The museum design allows you to view a ship model up close, then go from the top floor down level by level, giving you a close-up view of every detail from the crows nest to the keel.  Videos, slide show overlays, and artifacts document both the building of the ship, the tremendous engineering feat which brought it up in one piece from its resting place of over 500 years, and its meticulously imagined and executed  restoration.

The next Notable Site was the Stockholm City hall where they hold the Nobel Prize banquet each December 10, the anniversary of the death date of Alfred Nobel.  It was fun imagining oneself dancing in the art-deco gold-mosaic  ball room.   The mosaic which dominates the hall does its best to be ecumenical, with Europe and the US represented on one side of the giant goddess of knowledge, and the domes of Istanbul, a tiger, an elephant, some vaguely Chinese mountains and an Arabian flag on the side of Asia.    What about Africa? India?
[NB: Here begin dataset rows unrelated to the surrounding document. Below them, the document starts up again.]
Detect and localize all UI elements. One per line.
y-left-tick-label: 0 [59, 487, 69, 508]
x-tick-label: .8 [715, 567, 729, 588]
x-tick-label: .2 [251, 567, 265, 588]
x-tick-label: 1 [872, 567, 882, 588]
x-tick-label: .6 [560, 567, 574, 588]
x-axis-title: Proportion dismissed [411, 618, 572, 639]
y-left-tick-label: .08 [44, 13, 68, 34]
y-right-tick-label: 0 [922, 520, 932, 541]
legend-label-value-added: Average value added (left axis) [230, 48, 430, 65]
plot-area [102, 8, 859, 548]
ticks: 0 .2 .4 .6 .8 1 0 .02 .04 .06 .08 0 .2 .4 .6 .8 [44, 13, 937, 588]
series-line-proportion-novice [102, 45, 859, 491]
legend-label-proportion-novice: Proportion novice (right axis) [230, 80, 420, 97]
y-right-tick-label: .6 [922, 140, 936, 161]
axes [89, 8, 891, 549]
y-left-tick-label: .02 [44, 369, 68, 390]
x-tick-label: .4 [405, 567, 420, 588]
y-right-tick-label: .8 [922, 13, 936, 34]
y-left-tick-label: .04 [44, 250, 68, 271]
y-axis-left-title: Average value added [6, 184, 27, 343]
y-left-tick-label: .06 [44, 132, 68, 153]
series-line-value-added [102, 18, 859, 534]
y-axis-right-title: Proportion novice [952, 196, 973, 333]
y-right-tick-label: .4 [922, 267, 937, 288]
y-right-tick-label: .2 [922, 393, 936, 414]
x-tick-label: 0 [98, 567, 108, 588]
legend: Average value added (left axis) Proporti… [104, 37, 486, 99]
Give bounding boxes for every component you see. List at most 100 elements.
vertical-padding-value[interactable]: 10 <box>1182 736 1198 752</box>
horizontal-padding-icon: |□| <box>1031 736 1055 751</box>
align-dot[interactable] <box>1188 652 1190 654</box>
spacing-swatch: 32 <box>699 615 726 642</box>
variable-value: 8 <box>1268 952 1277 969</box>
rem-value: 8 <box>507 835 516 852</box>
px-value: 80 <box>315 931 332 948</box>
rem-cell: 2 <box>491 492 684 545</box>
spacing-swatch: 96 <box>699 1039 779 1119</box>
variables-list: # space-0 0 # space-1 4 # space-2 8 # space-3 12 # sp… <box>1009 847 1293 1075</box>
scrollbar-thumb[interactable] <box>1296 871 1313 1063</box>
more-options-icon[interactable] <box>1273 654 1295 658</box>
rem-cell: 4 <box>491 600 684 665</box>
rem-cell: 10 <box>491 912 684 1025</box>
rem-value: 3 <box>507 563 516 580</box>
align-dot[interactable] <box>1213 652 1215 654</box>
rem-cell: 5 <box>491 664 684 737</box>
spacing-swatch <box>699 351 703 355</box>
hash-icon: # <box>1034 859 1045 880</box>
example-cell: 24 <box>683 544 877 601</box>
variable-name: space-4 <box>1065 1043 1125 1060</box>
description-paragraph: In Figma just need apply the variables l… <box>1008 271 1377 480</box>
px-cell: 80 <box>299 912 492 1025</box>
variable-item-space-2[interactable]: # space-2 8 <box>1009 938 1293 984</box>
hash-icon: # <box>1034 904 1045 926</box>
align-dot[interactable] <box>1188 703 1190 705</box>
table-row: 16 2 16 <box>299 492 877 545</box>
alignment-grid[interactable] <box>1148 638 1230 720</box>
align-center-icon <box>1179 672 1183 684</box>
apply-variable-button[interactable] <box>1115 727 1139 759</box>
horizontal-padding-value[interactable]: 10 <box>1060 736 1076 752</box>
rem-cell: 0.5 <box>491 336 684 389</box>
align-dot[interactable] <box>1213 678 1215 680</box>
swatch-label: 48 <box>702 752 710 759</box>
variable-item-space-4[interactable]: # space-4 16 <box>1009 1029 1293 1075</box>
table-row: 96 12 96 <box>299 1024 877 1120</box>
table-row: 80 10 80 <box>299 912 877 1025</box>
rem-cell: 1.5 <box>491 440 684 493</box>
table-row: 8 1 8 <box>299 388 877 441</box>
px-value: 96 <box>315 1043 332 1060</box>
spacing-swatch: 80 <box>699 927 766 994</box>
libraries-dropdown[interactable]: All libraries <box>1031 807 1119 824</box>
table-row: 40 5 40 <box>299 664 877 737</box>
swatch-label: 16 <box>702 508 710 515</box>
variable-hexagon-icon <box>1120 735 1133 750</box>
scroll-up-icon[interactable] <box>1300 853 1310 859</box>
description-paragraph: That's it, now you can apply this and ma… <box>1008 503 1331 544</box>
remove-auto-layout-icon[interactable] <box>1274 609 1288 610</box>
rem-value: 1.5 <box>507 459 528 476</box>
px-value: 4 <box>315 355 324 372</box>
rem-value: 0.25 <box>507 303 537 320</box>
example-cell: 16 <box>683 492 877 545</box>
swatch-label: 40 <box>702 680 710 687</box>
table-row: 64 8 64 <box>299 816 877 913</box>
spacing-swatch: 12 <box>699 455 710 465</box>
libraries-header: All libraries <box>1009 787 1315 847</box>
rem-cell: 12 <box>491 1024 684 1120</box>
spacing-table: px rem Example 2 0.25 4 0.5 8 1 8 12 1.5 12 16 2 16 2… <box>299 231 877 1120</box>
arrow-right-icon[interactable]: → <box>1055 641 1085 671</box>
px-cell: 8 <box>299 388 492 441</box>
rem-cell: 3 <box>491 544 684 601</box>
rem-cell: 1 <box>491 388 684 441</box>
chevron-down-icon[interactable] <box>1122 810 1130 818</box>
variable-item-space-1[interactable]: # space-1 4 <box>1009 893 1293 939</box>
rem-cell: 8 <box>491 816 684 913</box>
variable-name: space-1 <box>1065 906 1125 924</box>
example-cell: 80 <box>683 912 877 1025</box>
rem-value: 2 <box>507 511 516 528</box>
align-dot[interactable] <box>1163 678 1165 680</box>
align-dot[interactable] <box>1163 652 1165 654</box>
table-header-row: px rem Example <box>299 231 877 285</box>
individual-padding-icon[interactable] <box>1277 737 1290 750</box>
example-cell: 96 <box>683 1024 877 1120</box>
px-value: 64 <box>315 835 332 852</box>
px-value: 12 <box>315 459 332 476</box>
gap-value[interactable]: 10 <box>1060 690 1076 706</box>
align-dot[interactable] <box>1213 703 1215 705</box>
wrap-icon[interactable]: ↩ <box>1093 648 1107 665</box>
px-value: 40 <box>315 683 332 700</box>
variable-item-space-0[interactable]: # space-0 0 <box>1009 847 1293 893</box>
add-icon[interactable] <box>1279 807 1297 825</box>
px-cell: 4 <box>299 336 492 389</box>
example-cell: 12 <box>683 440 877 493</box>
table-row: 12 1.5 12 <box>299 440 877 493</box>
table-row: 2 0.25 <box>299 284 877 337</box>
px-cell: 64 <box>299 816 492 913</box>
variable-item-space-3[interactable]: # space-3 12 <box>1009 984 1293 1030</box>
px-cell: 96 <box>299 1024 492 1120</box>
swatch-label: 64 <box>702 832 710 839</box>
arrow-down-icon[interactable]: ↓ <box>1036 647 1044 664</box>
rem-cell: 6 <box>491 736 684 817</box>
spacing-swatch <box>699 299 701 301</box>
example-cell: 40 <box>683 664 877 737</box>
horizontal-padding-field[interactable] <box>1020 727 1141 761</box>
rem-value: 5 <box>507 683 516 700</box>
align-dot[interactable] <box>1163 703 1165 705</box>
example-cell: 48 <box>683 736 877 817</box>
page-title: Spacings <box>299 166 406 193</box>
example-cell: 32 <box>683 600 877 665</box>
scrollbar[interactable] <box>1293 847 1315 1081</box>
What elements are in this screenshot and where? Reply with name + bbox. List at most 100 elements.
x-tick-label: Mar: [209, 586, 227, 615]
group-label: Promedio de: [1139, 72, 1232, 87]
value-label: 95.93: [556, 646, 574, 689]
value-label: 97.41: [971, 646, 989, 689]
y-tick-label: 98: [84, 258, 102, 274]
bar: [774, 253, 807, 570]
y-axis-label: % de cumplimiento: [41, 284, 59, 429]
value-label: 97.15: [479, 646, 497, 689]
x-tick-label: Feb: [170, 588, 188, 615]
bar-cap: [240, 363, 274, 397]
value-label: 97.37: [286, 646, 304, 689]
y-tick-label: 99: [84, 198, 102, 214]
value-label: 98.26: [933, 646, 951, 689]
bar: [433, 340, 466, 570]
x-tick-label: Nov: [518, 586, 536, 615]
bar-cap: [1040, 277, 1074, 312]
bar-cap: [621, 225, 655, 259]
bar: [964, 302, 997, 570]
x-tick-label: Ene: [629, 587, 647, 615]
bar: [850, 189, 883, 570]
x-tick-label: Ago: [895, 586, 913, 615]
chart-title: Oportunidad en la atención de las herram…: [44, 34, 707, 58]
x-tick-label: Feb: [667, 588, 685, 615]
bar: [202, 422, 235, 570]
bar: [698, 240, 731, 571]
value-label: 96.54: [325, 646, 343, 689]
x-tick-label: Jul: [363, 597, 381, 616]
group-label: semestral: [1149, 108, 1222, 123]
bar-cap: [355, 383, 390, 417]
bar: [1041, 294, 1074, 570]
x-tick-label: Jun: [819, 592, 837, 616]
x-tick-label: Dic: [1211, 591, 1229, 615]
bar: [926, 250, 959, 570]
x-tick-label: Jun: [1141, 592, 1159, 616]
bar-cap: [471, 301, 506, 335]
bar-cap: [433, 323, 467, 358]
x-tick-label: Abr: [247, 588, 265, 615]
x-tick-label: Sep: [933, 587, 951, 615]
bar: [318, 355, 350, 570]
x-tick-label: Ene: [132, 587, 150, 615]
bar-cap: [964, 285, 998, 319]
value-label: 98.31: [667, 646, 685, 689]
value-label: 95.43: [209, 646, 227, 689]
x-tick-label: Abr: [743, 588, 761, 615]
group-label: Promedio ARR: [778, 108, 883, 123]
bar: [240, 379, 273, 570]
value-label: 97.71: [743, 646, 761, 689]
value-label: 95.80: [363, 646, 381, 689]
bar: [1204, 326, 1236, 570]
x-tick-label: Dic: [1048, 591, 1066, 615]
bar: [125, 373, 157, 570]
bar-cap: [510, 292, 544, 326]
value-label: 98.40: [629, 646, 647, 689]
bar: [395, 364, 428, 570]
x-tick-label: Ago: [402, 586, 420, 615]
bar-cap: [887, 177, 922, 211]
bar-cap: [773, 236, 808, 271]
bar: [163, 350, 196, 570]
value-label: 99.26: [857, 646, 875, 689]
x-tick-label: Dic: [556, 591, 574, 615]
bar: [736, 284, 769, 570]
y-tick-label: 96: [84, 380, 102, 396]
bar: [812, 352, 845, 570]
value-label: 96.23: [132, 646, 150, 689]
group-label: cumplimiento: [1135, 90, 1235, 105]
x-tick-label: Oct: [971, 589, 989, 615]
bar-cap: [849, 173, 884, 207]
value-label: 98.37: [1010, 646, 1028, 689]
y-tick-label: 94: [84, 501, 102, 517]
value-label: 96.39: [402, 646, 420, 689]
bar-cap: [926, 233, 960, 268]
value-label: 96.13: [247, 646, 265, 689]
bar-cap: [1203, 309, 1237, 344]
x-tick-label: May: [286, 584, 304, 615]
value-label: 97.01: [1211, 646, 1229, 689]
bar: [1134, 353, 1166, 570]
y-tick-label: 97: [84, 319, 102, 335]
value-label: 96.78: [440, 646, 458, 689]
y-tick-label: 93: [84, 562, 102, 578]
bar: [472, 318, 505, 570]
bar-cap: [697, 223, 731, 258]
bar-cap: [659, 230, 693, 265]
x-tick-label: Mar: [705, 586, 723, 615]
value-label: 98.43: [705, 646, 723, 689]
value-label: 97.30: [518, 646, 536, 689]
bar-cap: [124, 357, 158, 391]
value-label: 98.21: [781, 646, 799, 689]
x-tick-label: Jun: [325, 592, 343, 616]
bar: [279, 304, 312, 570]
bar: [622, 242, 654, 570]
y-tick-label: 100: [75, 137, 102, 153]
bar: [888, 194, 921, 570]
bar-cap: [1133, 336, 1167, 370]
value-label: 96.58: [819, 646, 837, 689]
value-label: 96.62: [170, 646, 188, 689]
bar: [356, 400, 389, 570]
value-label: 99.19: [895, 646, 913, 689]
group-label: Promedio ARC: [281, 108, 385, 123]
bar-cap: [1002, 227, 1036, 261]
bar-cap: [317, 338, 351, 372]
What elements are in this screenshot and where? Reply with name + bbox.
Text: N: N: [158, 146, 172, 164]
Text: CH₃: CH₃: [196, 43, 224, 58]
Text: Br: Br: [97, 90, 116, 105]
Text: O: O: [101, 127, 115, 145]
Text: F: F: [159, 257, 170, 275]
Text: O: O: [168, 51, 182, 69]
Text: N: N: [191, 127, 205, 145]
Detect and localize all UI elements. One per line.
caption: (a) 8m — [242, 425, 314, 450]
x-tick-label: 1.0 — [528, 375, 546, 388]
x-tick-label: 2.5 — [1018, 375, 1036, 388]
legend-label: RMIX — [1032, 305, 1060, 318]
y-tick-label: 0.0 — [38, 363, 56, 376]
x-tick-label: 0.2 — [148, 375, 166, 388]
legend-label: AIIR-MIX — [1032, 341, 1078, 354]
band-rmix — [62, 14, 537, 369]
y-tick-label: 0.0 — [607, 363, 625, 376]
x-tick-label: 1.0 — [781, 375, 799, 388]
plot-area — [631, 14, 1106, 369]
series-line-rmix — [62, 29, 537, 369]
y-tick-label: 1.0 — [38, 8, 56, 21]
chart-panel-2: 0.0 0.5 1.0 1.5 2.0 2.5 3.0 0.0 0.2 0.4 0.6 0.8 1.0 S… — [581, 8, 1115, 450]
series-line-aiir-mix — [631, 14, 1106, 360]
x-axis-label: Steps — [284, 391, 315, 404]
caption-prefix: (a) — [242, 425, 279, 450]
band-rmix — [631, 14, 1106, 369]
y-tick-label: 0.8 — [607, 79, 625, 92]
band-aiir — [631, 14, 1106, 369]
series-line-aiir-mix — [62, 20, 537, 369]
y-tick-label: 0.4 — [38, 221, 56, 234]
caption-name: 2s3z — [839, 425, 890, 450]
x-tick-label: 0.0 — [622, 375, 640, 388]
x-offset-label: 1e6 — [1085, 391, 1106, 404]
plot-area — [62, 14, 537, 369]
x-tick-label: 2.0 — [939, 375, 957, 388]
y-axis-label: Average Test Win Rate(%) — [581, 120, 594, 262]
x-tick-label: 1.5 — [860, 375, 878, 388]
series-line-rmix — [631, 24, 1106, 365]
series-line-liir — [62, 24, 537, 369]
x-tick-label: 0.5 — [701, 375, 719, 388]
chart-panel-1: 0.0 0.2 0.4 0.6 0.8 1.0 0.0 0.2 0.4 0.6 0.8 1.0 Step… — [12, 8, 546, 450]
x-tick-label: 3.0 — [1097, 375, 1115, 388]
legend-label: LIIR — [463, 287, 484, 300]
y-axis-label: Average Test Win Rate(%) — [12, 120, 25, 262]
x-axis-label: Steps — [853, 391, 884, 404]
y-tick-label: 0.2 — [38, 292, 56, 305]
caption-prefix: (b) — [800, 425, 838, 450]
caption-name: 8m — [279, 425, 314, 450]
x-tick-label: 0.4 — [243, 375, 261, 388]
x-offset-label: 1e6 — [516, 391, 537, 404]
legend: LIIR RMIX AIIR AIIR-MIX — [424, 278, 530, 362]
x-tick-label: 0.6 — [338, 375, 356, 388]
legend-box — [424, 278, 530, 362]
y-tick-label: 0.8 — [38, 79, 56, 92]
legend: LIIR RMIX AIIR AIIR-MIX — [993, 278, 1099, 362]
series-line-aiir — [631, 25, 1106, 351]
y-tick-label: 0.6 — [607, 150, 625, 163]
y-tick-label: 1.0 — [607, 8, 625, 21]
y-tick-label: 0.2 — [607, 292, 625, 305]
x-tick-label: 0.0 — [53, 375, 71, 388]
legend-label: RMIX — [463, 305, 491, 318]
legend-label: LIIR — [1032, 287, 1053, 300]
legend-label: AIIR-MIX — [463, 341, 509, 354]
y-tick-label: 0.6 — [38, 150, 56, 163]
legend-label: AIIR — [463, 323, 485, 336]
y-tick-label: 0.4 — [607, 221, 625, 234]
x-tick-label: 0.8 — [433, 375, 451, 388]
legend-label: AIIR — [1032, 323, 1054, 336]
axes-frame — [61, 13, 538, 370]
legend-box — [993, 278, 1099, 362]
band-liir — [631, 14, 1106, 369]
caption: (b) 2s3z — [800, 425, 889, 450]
South America?  I guess to the Swedes of 1920 most of the Southern Hemisphere was just geography.

Can you spot the Eiffel Tower and the Statue of Liberty? (lower left)

After the official bus tour I joined up with a fellow cruiser and took the shuttle back to central Stockholm.  Stockholmers tall, healthy, erect, slender, tending to blond.  Streets clean, wide, lined with parks and trees.  What’s not to like?  (It’s a bait-and-switch – think about December when you have only 5 hours of weak sunlight per day!)

[Note: one of the cruise entertainers has written several blog posts about this same trip – for a different point of view, check out Duke Zoran’s Blog on Stockholm]

Tourist shopping tip: to avoid impulse purchases and subsequent buyer’s remorse, be pre-armed with an idea of something you would actually like to buy; if you find it, you have a successful souvenir;  if not, you at least have a way to fend off souvenir hawkers.  My comrade was looking for knitting wool;  we poked around some very interesting shops in the course of finding something wonderful.

Next day – on the bus once more for a tour of the Viking Golden Hoard in the Historical Museum and a visit to the Royal Armoury in the basement of the Royal Palace.  The lean and acidulous retired professor leading the tour  enthralled us with the political maneouvreing between Finland, Russia, Sweden, Norway, and Denmark during the 18th – 20th centuries – seems the Swedes were quite accustomed to cutting their coat to suit the prevailing winds (AKA neutrality).

It was a beautiful day to be passing in a dungeon (the locale of the armoury) so we were glad when the tour brought us back to the boat.  The clouds were hovering and the wind freshening as we left Stockholm harbor , but now post-lunch we are on the sunny side of the boat and Mom is wrapped in a cozy terry robe snoozing  on our balcony as the Baltic Sea rustles by.

We are very close to some of the small islands  – suddenly we are passing a very serious looking gun emplacement with pillboxes set into the hill and large cannons looming.  Guns of Stockharone?